製作のすべてが石原さんの手仕事によって進みます。持ち手の部分ひとつ取って見ても、ざらざらする革の切り口にかんなや、やすりをかけ滑らかにし染料で仕上げていく。丈夫で持ちやすく見た目にもきれいに仕上げるためには、これ程多くの手間がかかっているのかと驚かされました。縫製にしてもそう。「バッグで一番こわれるのは糸のほつれだから、それを避けるために摩擦が多い部分は縫い目を表に出しません」と石原さん。また、サイドから底マチも一枚の革で出来ているので、つなぎ目がなく丈夫。その部分にヌメ革オイルレザーを使うことで、しっかりとバッグが自立することも可能にしています。「バッグの口の部分は物の出し入れがしやすいようにファスナーではない方がいいですね。それでも口を閉じたい時のためにしっかりとしたマグネットを内側に付けておきます」と目立たないように付けてくれました。

生活の中に和紙があると気持ちまでやさしくなれる。

出来上がったバッグを工房の窓際に置き、自然の光に照らしてみた。「いいね」一同納得、笑顔で頷いた瞬間でした。

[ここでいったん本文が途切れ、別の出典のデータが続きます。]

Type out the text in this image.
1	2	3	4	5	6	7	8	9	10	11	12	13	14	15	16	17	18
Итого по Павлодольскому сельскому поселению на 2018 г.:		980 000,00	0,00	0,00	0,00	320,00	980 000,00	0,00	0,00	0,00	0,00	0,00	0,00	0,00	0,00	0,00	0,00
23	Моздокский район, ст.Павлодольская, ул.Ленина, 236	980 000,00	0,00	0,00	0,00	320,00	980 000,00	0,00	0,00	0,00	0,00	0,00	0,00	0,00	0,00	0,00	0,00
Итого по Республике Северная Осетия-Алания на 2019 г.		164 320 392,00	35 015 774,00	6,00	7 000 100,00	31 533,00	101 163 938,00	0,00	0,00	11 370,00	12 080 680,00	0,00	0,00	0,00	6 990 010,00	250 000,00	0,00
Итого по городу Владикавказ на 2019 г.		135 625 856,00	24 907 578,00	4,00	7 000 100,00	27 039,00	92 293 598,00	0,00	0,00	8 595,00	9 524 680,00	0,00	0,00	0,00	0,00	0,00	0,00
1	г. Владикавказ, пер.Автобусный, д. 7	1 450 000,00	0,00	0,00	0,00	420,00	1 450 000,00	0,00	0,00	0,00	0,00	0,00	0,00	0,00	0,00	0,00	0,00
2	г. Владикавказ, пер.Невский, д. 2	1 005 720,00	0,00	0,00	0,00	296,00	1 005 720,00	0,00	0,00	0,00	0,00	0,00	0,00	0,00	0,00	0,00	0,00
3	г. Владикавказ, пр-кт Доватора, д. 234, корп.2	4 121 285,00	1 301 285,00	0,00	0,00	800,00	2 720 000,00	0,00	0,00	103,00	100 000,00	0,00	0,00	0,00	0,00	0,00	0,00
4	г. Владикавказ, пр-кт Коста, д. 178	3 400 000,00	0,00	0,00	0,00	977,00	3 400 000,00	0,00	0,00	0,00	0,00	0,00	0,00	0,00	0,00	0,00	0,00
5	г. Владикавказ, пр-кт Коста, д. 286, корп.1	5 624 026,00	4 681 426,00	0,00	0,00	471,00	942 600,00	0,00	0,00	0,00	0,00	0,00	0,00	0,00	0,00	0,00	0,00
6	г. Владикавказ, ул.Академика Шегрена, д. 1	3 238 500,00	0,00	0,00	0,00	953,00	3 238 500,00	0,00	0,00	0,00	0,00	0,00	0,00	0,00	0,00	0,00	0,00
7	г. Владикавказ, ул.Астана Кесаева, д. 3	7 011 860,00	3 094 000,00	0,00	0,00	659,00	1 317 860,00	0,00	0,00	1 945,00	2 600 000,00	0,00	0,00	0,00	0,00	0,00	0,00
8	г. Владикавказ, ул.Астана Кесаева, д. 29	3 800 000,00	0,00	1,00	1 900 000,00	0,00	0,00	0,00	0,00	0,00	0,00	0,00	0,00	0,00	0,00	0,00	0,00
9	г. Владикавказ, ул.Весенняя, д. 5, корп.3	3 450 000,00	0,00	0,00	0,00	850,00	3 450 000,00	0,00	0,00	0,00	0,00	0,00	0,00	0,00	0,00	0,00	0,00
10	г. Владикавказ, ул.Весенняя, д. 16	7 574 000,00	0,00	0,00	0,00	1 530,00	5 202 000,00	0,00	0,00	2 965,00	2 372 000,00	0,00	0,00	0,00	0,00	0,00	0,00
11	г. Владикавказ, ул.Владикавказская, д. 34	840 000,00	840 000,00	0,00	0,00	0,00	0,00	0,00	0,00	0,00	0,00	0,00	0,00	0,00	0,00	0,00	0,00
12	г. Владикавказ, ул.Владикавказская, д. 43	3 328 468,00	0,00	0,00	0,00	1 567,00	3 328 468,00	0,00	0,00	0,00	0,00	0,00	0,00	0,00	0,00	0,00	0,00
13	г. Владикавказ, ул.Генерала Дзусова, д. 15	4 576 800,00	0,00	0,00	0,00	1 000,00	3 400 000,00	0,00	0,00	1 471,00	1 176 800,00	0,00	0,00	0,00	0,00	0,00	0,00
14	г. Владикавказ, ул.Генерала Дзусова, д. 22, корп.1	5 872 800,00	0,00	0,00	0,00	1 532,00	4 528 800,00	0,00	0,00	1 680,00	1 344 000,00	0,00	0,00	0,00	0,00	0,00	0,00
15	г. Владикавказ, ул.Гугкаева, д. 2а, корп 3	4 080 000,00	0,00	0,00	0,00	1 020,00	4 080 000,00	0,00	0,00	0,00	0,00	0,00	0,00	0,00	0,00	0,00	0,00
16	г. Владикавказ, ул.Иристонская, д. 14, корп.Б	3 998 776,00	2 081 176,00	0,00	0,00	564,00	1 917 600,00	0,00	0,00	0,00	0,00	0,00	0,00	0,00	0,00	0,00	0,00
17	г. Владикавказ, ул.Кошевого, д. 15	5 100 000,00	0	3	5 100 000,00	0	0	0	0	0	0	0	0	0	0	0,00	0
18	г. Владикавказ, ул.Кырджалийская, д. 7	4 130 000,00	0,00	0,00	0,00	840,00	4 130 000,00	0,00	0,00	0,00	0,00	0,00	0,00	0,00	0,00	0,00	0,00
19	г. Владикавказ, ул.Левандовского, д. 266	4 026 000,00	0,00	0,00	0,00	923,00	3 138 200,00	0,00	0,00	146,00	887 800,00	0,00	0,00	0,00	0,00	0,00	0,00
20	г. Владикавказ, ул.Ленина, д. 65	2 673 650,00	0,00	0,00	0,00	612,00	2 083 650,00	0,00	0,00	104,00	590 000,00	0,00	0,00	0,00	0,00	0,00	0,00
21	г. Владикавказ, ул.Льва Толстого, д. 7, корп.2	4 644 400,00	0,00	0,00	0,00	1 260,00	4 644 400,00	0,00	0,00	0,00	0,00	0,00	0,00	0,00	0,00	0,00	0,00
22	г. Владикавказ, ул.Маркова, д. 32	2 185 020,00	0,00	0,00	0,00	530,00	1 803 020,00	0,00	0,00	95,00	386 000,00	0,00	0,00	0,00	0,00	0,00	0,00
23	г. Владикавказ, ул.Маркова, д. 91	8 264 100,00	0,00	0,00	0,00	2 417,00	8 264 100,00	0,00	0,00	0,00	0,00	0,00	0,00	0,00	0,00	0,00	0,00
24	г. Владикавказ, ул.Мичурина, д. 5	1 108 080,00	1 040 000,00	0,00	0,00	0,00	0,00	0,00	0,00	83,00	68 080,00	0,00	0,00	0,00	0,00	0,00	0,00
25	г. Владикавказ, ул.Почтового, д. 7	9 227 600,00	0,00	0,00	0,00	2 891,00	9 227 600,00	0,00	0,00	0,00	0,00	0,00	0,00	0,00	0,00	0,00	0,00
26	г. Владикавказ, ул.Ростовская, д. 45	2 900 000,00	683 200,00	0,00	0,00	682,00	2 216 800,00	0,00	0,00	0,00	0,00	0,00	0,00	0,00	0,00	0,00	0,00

見本になったプロトタイプを基に素材や、大きさを検討。プロトタイプの革が重いため、丈夫で軽い革をチョイス。大きさも女性が持つことも考えて若干小さくした。
育てていく愛着。使い込むほどに自分のモノになっていく。

こんな小さな店も必要かなって思う。

「1980年に店を始めたころは自分の好きなモノばかりをつくっていて、それを気に入ったら買ってくれればいいという感じでした。今思えば一方的なモノづくりだったと思います。でも年をとるにつれて使ってくれる人の立場に立ったモノづくりをするようになりました。ニーズに応えるべく私も努力、勉強を重ねています。よくこだわりは何ですかって聞かれますが私には特にないんです。強いて言えばタンニンなめしを使うなど自然にやさしい天然素材を材料にしたモノづくりをしているところ、ぐらいですかね。相手の立ち場に立つ程、シンプルなモノづくりになっていくように感じます。「使う人が育てていってくれる」そういったモノをしっかりとした素材で、きちんとつくっていきたいですね。こういう小さな店も必要かなって最近思うんです。小さいからこそ小さな少ない要望にも応えていけますから」。

天然素材なので多少のキズもあります。色の出方も個々で微妙な違いがあります。しかしそれが年月と共に味になっていくでしょう。使う人によって育てられ、やがてなくてはならない愛着のあるパートナーに成り得るバッグだと思います。これこそ、手仕事の極みなのです。